Last updated at: (Beijing Time) Sunday, April 28, 2002
Anti-Le Pen Marches Continue in France
Demonstrations continued Saturday in large cities across France to protest against far-rightist, Jean-Marie Le Pen, who will race in the presidential run-off one week ahead.
Demonstrations continued Saturday in large cities across France to protest against far-rightist, Jean-Marie Le Pen, who will race in the presidential run-off one week ahead.
Called by a dozen anti-racist and human rights organizations and labor unions, tens of thousands of people were marching from the Place of Republic to the Place of Nation in southeast downtown Paris. Paris Mayor Paris Bertrand Delanoe was among them.
Marching behind a banner reading "No Pasaran" -- a republican slogan during the Spanish civil war which means "They Will Not Make It", the protesters shouted slogans such as "First, Second, Third Generation, We Are All Children of Immigrants".
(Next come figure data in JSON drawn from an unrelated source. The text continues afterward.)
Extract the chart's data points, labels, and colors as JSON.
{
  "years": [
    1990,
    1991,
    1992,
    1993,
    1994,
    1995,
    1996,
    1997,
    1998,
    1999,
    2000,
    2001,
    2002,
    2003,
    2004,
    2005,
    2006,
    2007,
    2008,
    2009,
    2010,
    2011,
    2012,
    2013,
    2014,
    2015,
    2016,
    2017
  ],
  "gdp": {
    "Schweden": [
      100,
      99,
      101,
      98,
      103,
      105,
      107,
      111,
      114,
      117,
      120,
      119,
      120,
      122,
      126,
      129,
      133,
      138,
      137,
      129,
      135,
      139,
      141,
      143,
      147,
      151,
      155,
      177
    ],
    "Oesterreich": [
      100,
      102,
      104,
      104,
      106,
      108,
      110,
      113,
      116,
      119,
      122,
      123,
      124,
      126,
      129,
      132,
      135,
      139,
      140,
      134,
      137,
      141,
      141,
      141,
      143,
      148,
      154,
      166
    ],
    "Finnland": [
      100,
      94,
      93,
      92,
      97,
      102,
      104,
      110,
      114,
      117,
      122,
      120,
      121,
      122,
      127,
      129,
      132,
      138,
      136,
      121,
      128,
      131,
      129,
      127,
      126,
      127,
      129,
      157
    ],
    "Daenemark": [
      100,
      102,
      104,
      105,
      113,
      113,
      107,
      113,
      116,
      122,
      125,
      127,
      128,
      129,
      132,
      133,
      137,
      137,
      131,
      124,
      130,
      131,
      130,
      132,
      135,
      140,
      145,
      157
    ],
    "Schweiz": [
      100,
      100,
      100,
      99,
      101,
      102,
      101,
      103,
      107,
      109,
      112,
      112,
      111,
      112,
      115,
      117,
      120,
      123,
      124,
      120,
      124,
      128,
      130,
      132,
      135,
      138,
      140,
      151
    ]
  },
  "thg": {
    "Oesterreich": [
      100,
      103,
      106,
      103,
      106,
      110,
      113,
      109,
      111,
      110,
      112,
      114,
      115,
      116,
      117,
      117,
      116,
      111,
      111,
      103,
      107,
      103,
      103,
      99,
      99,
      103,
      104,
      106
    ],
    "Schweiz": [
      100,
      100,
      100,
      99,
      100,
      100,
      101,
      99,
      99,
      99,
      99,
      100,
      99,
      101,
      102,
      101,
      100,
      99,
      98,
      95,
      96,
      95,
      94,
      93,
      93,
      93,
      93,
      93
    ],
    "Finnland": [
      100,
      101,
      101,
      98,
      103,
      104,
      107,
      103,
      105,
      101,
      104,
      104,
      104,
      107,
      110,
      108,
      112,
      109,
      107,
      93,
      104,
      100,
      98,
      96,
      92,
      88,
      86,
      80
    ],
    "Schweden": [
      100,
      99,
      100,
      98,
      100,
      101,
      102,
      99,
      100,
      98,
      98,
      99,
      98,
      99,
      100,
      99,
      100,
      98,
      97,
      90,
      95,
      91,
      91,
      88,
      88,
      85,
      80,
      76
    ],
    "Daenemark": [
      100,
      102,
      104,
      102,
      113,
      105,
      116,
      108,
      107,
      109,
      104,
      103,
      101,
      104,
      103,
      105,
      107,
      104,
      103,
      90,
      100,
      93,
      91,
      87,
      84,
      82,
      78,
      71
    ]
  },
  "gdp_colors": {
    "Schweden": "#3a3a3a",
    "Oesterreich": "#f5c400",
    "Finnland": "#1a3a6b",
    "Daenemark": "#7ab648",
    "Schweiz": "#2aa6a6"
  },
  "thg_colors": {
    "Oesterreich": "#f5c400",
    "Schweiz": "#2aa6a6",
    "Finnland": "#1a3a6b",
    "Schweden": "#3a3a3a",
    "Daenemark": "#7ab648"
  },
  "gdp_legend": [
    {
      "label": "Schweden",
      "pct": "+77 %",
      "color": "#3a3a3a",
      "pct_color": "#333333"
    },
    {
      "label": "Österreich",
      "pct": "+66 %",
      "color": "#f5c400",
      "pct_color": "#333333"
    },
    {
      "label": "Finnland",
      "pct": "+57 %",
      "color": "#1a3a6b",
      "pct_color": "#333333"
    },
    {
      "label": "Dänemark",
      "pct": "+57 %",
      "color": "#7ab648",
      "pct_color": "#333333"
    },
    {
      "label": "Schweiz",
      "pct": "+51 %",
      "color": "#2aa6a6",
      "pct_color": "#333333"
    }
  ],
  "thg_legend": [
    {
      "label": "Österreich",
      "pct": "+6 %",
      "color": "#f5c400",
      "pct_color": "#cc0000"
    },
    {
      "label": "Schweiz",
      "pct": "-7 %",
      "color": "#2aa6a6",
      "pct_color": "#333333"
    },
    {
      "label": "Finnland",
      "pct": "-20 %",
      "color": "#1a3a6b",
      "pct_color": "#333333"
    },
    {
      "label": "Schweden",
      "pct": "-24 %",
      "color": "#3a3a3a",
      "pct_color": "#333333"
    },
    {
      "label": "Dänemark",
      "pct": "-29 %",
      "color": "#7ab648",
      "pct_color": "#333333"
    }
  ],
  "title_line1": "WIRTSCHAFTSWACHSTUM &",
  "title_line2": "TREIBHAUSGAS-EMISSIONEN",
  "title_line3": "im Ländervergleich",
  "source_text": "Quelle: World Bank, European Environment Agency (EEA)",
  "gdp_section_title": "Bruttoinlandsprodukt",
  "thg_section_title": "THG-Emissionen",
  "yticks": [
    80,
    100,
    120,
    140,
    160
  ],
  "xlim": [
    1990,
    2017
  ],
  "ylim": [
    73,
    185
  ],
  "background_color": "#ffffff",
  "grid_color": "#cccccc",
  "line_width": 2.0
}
In the southeastern city of Grenoble, about 20,000 people were in the streets to express their opposition to Le Pen, the 73-year- old anti-Europe, anti-immigration presidential candidate.
In Marseilles and Strasbourg, the numbers of protesters on Saturday afternoon were estimated at 15,000 and 20,000 respectively.
By Friday, more than 300,000 people in France had demonstrated across more than 20 cities in protest against Le Pen, who caused a political earthquake last Sunday when he eliminated Socialist Prime Minister Lionel Jospin and qualified for the run-off on May 5.
Labor unions and anti-racist organizations have called for huge rallies in every French city and town on Saturday and even bigger ones on Wednesday, the traditional May 1 Labor Day.